The dual presence of a gene, ApoE4, has been known to increase risk of Alzheimer’s disease nearly tenfold — a significant wrinkle in disease research that scientists have been hard-pressed to explain since its discovery. Whereas previous attempts to understand the ties between ApoE4 and Alzheimer’s disease have been mostly futile, a new study conducted by scientific experts from Rochester University and the University of Southern California may have finally ironed-out the details.
"We are beginning to understand much more about how ApoE4 may be contributing to Alzheimer's disease," said Robert Bell, PhD, from Rochester University and lead author of the study.
Bell’s study, financed by the Alzheimer’s Association and The Jeffrey Epstein VI Foundation among others, found that ApoE4 has the capacity to release an excess amount of protein cyclophilin A into the cardiovascular system, which incites inflammation in conditions such as atherosclerosis. Researchers also deemed the accumulation of protein cyclophilin A within pericyte cells helping to maintain the blood-brain barrier — a happenstance that reduces blood to the brain, thus allowing toxic substances to pervade — as more likely when ApoE4 is present.
"In the presence of ApoE4, increased cyclophilin A causes a breakdown of cells lining the blood vessels in the brain in the same way as found in cardiovascular disease or abdominal aneurysm. This establishes a new vascular target to fight Alzheimer's disease," Bell said.
Mice carrying the ApoE4 gene were surveyed by researchers and found to have five times as much cyclophilin A in their pericyte cells; the presence of cyclophilin A also instigated an increase in the inflammatory molecule NF Kappa B, which served to raise levels of matrix metalloproteinases molecules (MMP), resulting at last in the mice’s blood vessels dying. Those mice with ApoE4 present did not have as complete of a blood flow through the brain compared to their uninhibited counterparts and therein, injurious substances like thrombin, fibrin and hemosiderin were invited to enter the brain tissue. When researchers removed ApoE4 from test subjects’ systems via the use of cyclosporine A as an inhibitor, the brain damage was inverted — blood flow reverted to normalcy and toxin levels were reduced by 80 percent.

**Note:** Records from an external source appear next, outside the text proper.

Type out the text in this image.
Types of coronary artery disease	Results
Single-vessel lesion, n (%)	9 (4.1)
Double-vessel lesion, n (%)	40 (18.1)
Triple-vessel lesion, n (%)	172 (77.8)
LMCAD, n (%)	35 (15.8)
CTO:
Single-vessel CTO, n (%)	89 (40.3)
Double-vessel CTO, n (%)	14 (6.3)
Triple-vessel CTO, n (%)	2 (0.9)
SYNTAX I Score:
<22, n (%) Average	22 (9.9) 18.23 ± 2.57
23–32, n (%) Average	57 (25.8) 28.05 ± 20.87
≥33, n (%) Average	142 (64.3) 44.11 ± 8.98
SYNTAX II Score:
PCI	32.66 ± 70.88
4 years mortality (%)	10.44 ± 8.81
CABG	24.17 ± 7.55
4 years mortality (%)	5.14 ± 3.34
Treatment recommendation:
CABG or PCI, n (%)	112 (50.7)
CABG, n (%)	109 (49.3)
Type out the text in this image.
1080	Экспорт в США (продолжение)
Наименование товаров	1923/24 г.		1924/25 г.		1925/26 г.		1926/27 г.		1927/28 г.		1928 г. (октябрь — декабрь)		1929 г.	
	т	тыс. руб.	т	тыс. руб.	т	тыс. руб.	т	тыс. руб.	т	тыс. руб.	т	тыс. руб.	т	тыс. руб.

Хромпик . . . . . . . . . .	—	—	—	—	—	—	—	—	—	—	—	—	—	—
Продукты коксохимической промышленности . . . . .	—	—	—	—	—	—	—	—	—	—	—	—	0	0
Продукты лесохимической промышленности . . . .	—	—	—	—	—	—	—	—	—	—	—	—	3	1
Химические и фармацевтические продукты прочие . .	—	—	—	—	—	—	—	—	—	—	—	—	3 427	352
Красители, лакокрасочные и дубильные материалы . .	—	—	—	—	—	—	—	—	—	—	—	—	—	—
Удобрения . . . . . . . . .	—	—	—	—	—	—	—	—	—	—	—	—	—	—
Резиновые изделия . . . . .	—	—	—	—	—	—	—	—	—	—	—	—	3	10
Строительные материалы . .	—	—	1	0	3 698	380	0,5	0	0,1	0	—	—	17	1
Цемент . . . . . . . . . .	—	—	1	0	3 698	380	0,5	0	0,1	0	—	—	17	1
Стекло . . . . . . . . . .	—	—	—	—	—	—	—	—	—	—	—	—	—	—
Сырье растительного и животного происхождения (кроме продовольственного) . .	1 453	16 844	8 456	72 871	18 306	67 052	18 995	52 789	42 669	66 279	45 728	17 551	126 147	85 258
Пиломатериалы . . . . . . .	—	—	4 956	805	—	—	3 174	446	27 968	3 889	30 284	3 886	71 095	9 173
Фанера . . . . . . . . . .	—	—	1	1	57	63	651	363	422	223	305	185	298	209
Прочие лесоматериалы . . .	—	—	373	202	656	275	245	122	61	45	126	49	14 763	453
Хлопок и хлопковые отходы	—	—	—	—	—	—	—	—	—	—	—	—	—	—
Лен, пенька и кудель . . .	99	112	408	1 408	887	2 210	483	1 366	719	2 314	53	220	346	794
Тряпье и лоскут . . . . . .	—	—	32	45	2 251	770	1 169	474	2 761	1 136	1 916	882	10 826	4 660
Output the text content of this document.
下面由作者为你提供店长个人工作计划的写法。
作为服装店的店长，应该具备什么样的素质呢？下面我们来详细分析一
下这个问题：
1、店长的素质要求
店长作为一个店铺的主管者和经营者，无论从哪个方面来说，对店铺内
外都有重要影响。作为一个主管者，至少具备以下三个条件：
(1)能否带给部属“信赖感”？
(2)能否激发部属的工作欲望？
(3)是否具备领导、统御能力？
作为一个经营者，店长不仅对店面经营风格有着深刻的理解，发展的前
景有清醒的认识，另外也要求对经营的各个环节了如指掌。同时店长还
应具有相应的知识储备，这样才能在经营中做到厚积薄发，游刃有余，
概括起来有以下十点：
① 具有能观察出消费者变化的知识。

Up to this point, amyloid beta protein has been the primary malefactor in the brains of patients diagnosed with Alzheimer’s disease. The new study promotes the theory of a strong vascular origin as well, a facet important for physicians and medical professionals to consider when treating those with the disease. "Our study has shown major neuronal injury resulting from vascular defects that are not related to amyloid beta," said Berislav Zlokovic, MD, PhD, an adjunct professor at Rochester and director of the Center for Neurodegeneration and Regeneration and professor. “It's very important to investigate other leads, perhaps where amyloid beta isn't as centrally involved," he added.
Jeffrey Epstein, namesake and leader of The Jeffrey Epstein VI Foundation — an organization involved in the study’s funding — noted the importance of genetic research to the prevention of and possible cure for Alzheimer’s disease: "This cyclophilin A, genetic link is crucial," he said. "It will allow scientists to chemically inhibit vascular disease in conjunction with genetic therapy. But it will also help scientists concentrate on other protein inducing genes as possible offenders."